I’ve been in London and Brighton recently, getting back out into the world. I’ve been uploading a bunch of pictures over here on Flickr, just gathering a bunch of things I’ve noticed in the layers of these places. It’s not ‘the new normal’, but a walk through a city today can be instructive in terms of what forms of renewal are taking place.

One interesting experience in particular was Leather Lane yesterday in the sun.

Leather Lane, London, 16th May 2022

Formerly a fashion stall street (hence the name, and vestiges of which still persist), for a good while now it’s been home to a stretch of pop-up food stalls, coffee shops, restaurants and more. Perhaps as the food scene in London grew, it squeezed out the fashion stalls to some extent.

Leather Lane at this moment is an interesting living example of how thinking about the layers of social and material cultures (à la Zenko Mapping) can help you to spot interesting things in environments.

Take this example, the seemingly closed Chick (a falafel and schnitzel place; I’ll let you work it out…). I’d eaten there a couple of times maybe in the past, so it grabbed my attention when I saw it was closed.

Of course, Leather Lane has never been that short of Falafel stalls. Indeed, as the lunch crowds have started to come back, there’s a Falafel stall right in front of where Chick was. It’s not that unexpected, really; there’s known demand in the area, and it’s a fairly easy and versatile sheet food. You just need to quickly cook one type of thing, then serve it up in a variety of ways with wraps, salads, and so on.
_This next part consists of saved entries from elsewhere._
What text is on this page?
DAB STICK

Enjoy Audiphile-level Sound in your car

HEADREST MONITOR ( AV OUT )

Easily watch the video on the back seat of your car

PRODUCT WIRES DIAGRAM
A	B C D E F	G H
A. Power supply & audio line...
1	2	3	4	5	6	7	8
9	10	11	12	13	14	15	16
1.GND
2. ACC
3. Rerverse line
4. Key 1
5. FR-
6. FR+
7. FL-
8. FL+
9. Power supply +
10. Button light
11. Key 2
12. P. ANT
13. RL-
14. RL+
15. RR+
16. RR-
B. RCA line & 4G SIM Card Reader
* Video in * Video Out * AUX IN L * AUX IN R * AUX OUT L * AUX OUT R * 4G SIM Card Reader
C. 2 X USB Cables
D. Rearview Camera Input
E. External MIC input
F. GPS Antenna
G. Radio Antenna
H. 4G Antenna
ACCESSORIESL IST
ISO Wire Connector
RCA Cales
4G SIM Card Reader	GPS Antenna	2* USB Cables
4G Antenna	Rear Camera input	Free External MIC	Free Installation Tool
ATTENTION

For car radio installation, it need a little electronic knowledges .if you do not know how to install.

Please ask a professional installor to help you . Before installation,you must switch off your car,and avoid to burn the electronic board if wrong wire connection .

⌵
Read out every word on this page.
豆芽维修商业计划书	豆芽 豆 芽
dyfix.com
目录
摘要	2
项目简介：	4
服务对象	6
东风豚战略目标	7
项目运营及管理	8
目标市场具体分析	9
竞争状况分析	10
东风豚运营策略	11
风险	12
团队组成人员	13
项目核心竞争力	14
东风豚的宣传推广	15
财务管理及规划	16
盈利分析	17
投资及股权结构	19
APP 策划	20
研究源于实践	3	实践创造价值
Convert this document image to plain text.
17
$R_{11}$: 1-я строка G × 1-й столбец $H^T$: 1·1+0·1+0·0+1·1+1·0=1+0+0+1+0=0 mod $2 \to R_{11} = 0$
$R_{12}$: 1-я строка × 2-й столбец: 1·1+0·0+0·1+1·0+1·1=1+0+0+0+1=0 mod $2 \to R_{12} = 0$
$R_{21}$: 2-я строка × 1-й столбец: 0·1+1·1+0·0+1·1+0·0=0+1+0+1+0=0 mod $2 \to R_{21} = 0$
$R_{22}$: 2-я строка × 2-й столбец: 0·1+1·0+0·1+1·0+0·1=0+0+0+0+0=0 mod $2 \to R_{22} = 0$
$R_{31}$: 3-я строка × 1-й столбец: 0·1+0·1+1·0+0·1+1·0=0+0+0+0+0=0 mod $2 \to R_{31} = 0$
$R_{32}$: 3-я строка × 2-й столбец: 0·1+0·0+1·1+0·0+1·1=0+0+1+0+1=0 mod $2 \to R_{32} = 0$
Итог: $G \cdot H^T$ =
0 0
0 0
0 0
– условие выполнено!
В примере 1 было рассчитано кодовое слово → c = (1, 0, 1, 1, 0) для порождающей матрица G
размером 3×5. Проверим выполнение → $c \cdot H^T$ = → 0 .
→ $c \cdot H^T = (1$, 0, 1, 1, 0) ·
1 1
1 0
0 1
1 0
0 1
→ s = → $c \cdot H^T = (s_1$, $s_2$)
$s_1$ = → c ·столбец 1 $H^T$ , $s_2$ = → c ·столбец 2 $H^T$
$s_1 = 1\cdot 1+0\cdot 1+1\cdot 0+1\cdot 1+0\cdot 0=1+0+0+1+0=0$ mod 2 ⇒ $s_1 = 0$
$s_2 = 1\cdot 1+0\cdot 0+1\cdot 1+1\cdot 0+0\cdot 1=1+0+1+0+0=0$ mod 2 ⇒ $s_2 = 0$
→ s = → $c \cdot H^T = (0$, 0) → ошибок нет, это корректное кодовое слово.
In uncertain times, I suppose having an on-street food license is much lower risk than taking out a lease on the building behind. And with lower overheads comes more experimentation, as it means people can be quicker to jump on trends.

It’s notable, for instance, that on the sign they make a point of these wraps being vegan. Maybe all falafel wraps always were, but it’s now just a better thing to lead with as more and more people turn vegan.

However, just across from the vegan falafel stall was an Argentinian steak place. Mortal enemies of the Vegan Falafel Gang, I’m sure.

But looking closely at their stall, I spotted… well, can you spot it?

That’s right, you’ve got it. It’s an old napkin tray from Chick, the closed falafel place across the street.

How did it get here? Did any of the crew setting up the Argentinian Steak place used to work at Chick, and take it on the way out? Was it left on the street as part of a clear out? Was it stolen by a drunk customer sometime in March 2020, and left in an alley?

The answer is: ‘we don’t know’. But we might find out more by asking people.

Observations from the environment, moving through the layers from hundred-year-old restaurant buildings to branded napkin trays can only get you so far. They’re certainly a good hint for where interesting stories may lie. But the social layers that overlap with the material will offer richer, deeper insights.

Who’s running the stall? Who owns it? How long have they been working on Leather Lane? How well do they know other stall holders, or customers? Is it the same customers who came before, or new ones? Are they still working in the same jobs? Are they in London as much as they were?

Spot things. Ask people questions. Repeat. And you can even grab a falafel whilst you do it.